The President swept off to Beijing to court Xi Jinping. Back Stateside, it was non-Presidential motorcades, video games, and a languid vibe at the White House.
By Antonia Hitchens
Source photograph by Chip Somodevilla / Getty
The endless motorcades and wail of sirens in Washington this week made it seem as if the President were travelling non-stop around the city, or receiving a bevy of foreign dignitaries. As it happened, it was National Police Week, and the ceremonial convoys were carrying the families of police officers, from around the country, who had been killed in the line of duty. Donald Trump was leaving for China. Some supporters expressed concern for his safety. (“I don’t feel good about President Trump going to China tomorrow,” Glenn Beck wrote on X. “I pray everything goes well, but I wish I trusted the Secret Service.”) Sebastian Gorka, Trump’s counterterrorism chief, announced that Trump kept a letter in the Resolute Desk in which, in the President’s words, he provided “very firm instructions” for what Vice-President J. D. Vance should do if a foreign nation like China were to “take him out.”
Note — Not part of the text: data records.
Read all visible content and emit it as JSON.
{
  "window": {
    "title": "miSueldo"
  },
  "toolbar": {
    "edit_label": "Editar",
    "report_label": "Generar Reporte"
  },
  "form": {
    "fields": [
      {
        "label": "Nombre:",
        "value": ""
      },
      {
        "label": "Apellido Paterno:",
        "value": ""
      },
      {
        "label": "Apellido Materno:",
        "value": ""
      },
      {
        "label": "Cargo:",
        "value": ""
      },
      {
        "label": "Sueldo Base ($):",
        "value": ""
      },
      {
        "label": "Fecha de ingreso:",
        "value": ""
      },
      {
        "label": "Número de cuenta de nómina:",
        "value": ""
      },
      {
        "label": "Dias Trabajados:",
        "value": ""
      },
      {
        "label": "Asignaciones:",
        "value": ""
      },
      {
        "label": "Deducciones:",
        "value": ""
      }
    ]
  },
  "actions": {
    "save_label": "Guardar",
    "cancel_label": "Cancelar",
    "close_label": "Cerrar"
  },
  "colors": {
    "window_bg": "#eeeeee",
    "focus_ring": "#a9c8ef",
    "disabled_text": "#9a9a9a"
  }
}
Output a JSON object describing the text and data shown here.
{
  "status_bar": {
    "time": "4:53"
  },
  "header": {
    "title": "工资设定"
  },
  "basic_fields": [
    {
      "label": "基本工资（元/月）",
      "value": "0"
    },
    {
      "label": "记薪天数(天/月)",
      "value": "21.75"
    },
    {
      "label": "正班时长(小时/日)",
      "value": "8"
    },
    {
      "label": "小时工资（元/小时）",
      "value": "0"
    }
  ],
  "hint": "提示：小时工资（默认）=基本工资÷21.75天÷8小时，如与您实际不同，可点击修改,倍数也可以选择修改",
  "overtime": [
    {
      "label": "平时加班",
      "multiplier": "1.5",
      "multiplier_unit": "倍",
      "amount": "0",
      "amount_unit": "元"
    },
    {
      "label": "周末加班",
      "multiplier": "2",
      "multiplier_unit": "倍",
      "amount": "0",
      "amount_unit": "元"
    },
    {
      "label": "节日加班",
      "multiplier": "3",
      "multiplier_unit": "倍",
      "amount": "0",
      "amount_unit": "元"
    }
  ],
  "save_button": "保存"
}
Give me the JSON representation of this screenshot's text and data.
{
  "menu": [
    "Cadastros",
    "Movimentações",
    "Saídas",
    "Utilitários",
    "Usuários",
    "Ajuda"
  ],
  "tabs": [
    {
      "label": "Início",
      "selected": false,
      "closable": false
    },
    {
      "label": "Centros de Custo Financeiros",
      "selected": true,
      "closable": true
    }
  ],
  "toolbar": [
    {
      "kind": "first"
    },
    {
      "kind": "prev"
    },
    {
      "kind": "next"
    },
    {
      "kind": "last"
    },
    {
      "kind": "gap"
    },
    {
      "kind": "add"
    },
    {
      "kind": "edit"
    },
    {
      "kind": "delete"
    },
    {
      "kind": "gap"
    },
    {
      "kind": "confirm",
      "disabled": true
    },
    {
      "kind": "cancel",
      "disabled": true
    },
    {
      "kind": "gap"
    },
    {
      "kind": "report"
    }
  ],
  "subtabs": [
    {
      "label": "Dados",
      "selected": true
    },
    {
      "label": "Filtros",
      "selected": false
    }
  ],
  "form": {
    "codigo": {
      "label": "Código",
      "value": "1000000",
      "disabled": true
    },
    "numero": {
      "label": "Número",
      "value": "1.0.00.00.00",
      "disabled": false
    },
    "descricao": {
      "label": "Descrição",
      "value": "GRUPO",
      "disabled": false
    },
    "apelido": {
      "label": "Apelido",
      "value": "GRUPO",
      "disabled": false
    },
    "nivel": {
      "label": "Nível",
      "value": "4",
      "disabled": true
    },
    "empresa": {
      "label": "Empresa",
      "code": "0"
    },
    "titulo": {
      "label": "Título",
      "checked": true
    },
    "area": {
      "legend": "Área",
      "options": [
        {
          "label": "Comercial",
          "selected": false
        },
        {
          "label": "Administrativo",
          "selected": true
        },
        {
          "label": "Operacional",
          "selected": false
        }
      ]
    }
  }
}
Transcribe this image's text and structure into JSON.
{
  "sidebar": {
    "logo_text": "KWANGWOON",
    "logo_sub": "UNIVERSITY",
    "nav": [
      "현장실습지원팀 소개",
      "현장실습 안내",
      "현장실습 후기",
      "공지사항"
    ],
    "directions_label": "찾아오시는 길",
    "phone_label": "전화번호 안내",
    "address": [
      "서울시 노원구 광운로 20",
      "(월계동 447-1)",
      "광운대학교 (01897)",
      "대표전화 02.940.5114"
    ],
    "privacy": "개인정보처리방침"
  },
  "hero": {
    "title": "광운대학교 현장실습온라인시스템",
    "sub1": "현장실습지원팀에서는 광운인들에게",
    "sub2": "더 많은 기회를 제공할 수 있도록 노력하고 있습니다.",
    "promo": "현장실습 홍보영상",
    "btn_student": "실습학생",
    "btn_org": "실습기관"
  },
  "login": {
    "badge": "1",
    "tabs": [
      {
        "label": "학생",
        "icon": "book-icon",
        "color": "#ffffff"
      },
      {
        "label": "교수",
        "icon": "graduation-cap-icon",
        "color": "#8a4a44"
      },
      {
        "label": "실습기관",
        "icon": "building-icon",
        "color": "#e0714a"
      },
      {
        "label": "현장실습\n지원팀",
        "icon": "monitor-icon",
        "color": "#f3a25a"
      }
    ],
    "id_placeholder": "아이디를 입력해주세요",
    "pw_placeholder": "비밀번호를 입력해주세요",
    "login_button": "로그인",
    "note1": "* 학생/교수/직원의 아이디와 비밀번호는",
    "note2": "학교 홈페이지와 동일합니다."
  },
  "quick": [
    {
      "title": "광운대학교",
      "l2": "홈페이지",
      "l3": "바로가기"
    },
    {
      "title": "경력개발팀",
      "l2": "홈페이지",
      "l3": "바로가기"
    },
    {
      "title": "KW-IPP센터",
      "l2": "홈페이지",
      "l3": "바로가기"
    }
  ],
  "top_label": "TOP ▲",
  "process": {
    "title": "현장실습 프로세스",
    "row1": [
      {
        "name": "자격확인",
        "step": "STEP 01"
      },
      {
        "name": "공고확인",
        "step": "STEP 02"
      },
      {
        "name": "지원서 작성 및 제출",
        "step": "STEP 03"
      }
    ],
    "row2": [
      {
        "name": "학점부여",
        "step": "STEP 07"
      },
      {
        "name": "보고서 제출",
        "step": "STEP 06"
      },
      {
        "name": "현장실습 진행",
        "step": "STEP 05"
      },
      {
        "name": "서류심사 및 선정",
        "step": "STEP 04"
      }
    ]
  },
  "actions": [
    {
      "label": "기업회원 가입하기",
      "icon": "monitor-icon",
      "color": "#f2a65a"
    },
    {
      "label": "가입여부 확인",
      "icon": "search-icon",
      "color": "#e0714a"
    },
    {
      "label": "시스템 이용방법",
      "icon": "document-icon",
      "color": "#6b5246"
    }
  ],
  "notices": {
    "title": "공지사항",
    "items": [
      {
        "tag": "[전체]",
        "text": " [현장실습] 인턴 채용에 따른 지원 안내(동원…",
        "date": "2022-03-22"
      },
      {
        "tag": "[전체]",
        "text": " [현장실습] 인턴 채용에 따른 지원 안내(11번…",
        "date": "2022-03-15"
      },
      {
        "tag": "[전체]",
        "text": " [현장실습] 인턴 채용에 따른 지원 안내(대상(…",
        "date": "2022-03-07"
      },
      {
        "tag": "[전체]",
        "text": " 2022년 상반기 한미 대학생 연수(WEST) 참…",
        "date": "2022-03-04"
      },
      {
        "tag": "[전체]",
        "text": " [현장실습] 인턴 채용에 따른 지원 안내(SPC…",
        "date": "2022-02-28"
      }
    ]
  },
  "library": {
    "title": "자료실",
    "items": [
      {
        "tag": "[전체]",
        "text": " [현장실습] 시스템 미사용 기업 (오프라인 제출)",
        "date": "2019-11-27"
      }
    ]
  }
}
Quotidian rhythms continued. On Tuesday evening, on the steps of the Capitol, House members made their way down the stairs after casting their votes, some alone, others flanked by staff or trailed by a Hill reporter. A line of cars had materialized to collect them; it was like a school-pickup line. “How was your recess?” I heard someone ask. (Congress was on break last week.) “Where do you normally pick the congresswoman up?” a staffer said into her phone, trying to find her boss’s driver. One member lit a cigar.